One advantage of the single-payer government medical insurance model lies in its ability to spread or “socialize” the risk of the occasional high-cost procedure over a relatively large contributor base. Another benefit is that the single government payer gives the consumer considerable leverage in price and service negotiations with prospective medical care providers and systems.

The single-payer social insurance health care approach does have potential deficiencies. It poses a “moral hazard” that consumers may be tempted to overuse nominally “free” medical services paid for by the government as a universal social entitlement. Scarce tax dollars could be wasted, thereby undermining the financial soundness of the social insurance fund for all. The question is this: Should health care be regarded as a public good freely available to all citizens? Or, is it a private consumer good that can most efficiently and effectively be provided by private entities responding to price mechanisms and profit incentives?

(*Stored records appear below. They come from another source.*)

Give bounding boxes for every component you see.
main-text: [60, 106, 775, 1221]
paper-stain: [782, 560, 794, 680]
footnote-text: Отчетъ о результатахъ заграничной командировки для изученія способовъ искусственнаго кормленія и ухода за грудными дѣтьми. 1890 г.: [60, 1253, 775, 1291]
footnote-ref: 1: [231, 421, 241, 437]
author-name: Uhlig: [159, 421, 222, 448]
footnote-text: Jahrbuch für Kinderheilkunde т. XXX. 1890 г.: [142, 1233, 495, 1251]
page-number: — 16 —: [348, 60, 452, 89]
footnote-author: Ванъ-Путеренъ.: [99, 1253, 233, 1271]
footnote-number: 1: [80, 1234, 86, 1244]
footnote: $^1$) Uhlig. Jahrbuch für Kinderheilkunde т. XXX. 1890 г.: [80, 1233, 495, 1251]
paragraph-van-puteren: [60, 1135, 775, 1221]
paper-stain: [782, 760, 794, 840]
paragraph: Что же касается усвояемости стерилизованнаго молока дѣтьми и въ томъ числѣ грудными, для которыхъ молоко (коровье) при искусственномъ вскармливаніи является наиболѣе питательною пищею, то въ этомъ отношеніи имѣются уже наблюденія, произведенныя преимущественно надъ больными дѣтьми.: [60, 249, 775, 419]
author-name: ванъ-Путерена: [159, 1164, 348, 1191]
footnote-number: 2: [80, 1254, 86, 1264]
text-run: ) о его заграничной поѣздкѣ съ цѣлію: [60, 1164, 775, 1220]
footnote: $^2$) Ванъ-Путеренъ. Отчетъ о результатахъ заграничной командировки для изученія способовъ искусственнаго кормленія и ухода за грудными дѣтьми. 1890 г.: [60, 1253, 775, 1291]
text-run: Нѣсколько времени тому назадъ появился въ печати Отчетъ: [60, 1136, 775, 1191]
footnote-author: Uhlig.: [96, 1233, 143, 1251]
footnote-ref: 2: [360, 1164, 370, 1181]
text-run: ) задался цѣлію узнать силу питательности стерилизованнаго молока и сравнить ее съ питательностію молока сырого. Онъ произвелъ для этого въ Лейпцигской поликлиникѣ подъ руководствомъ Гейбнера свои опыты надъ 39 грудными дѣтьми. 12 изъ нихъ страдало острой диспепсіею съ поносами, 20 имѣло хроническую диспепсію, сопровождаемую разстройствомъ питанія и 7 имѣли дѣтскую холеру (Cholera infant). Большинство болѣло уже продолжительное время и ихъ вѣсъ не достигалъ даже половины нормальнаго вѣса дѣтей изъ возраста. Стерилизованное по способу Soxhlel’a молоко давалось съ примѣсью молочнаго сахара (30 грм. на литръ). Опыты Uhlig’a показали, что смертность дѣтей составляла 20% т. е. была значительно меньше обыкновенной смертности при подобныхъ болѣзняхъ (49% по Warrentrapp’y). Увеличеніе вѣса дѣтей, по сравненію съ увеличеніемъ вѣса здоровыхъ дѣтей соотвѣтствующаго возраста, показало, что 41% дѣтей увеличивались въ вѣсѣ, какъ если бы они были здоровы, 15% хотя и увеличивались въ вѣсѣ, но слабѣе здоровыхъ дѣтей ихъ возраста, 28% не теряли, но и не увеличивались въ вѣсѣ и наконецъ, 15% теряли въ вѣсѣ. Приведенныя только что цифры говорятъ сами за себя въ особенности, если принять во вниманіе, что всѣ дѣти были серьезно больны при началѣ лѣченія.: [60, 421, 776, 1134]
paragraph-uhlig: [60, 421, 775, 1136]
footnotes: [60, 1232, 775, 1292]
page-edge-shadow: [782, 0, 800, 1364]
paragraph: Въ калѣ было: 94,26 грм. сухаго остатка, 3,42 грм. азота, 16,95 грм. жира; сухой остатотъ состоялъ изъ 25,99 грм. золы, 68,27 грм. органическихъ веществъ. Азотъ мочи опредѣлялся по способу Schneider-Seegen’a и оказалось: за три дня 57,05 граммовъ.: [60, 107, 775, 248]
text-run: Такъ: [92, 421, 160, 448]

Conversely, private or free market medical insurance delivers services to those with the means to afford them. It is relatively expensive, since competing, duplicative insurance providers lose potential economies of scale in purchasing and medical administration. It can also be portrayed as restrictive and inequitable, since comparative wealth allocates the quality and quantity of medical services provided. In 2006, an estimated 45 million Americans lacked any or meaningful health coverage; yet Americans paid twice as much per capita as Canadians and the French for health service. Some private health insurers, driven by the profit motive, tend to cherry-pick healthy clients and exclude high-risk customers with preexistent conditions.